Numerous aspects of Beta Israel material culture, and among them, Beta Israel monasteries, have never been comprehensively studied before. From the mid-nineteenth century to the second half of the twentieth century, all Beta Israel monasteries were gradually abandoned. At present, no active Beta Israel monastery remains in Ethiopia. The precise location of the majority of these monasteries is known only to elders, both Beta Israel and their former neighbors in Ethiopia, who resided in the monasteries' vicinity in the past.

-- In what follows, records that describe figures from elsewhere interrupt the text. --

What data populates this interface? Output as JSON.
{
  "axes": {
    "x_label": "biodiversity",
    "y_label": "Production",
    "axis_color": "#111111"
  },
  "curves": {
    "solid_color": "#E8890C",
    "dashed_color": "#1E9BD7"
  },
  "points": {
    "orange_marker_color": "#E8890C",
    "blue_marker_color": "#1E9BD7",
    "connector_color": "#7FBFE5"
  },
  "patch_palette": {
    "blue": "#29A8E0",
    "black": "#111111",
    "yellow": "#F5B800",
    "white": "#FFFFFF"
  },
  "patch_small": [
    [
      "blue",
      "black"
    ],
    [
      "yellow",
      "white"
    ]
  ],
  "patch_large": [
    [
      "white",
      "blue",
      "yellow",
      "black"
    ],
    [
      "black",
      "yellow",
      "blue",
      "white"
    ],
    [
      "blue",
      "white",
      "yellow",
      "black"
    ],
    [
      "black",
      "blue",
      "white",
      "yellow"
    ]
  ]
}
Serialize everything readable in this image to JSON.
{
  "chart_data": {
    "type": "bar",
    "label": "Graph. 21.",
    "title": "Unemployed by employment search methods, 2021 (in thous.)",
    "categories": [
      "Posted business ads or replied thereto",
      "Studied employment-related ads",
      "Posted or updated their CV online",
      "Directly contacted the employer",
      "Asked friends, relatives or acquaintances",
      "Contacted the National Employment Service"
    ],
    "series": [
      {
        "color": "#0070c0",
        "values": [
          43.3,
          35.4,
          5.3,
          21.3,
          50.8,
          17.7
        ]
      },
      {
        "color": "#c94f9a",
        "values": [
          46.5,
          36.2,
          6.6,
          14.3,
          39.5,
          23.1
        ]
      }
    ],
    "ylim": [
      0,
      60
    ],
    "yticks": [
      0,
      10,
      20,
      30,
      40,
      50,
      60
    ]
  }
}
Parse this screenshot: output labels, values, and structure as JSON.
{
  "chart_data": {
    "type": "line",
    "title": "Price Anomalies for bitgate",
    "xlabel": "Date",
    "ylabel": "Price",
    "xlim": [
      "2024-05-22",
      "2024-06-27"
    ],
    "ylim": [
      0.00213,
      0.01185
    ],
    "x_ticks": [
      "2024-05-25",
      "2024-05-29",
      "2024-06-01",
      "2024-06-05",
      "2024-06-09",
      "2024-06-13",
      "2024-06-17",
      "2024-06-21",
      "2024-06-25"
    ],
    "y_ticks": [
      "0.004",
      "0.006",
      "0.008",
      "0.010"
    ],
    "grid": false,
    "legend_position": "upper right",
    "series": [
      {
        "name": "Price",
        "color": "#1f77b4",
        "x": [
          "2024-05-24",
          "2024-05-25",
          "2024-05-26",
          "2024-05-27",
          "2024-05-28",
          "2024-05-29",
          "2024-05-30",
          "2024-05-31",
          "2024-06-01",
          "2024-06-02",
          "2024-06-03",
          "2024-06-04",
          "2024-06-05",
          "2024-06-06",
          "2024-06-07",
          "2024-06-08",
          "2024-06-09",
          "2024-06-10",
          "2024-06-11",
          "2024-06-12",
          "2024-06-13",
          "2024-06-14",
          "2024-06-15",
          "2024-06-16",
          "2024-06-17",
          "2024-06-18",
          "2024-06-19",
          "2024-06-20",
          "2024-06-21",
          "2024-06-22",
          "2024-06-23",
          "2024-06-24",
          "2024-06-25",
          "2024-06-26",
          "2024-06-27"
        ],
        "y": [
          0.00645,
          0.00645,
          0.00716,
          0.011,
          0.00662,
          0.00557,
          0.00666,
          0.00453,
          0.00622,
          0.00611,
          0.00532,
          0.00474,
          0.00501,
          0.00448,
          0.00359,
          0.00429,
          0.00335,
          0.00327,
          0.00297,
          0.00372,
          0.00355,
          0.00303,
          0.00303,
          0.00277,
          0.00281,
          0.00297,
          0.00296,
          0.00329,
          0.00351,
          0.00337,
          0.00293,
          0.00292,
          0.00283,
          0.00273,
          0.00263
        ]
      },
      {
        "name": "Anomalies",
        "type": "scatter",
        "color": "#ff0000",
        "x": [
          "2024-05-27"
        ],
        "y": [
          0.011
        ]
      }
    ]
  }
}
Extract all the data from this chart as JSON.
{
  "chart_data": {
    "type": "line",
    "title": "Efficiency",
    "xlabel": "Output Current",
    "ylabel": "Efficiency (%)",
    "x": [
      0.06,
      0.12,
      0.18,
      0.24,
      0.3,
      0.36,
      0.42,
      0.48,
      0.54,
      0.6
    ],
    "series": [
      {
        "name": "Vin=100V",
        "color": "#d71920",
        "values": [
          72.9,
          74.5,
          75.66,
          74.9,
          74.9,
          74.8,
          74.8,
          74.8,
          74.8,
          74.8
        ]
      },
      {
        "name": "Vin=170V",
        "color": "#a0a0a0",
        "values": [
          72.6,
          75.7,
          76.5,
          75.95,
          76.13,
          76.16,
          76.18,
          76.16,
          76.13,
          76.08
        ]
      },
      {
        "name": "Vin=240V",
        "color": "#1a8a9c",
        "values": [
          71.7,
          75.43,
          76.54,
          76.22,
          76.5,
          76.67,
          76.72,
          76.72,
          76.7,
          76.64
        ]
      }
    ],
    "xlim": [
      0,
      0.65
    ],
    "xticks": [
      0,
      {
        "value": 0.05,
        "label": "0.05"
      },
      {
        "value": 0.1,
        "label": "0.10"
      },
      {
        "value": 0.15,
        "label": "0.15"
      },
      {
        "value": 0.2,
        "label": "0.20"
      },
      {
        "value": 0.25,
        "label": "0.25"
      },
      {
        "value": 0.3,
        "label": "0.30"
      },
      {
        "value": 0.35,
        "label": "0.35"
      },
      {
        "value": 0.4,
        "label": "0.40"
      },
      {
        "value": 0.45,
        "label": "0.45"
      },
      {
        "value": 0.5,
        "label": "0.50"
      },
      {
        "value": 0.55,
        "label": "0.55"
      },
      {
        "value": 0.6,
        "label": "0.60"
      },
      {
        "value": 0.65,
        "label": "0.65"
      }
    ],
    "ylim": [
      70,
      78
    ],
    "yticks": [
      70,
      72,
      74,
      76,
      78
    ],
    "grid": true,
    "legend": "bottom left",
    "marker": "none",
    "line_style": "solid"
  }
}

The regions of Dämbəya and Säqqält, north of Lake Ṭana, were a focal point of the activities of both Protestant missionaries and Jewish emissaries active among the Beta Israel in the late nineteenth and twentieth centuries. Both groups left extensive records of encounters with Beta Israel monks. These, together with oral accounts of members of the Beta Israel community, make these regions an ideal case-study of Beta Israel monasteries. This paper will examine the locations and individual history of a number of monasteries in Dämbəya and Säqqält, and address the following questions: where were they situated relative to Beta Israel and non-Beta Israel lay communities, geographical features and sanctified sites? What could have been the motivation behind the selection of these localities? Why and when were they abandoned, and were alternative sites selected in their stead? What can we ascertain regarding the roles and development of Beta Israel monasticism in these regions from the answers that emerge? And how are these aspects similar to or different from their Ethiopian Orthodox parallels?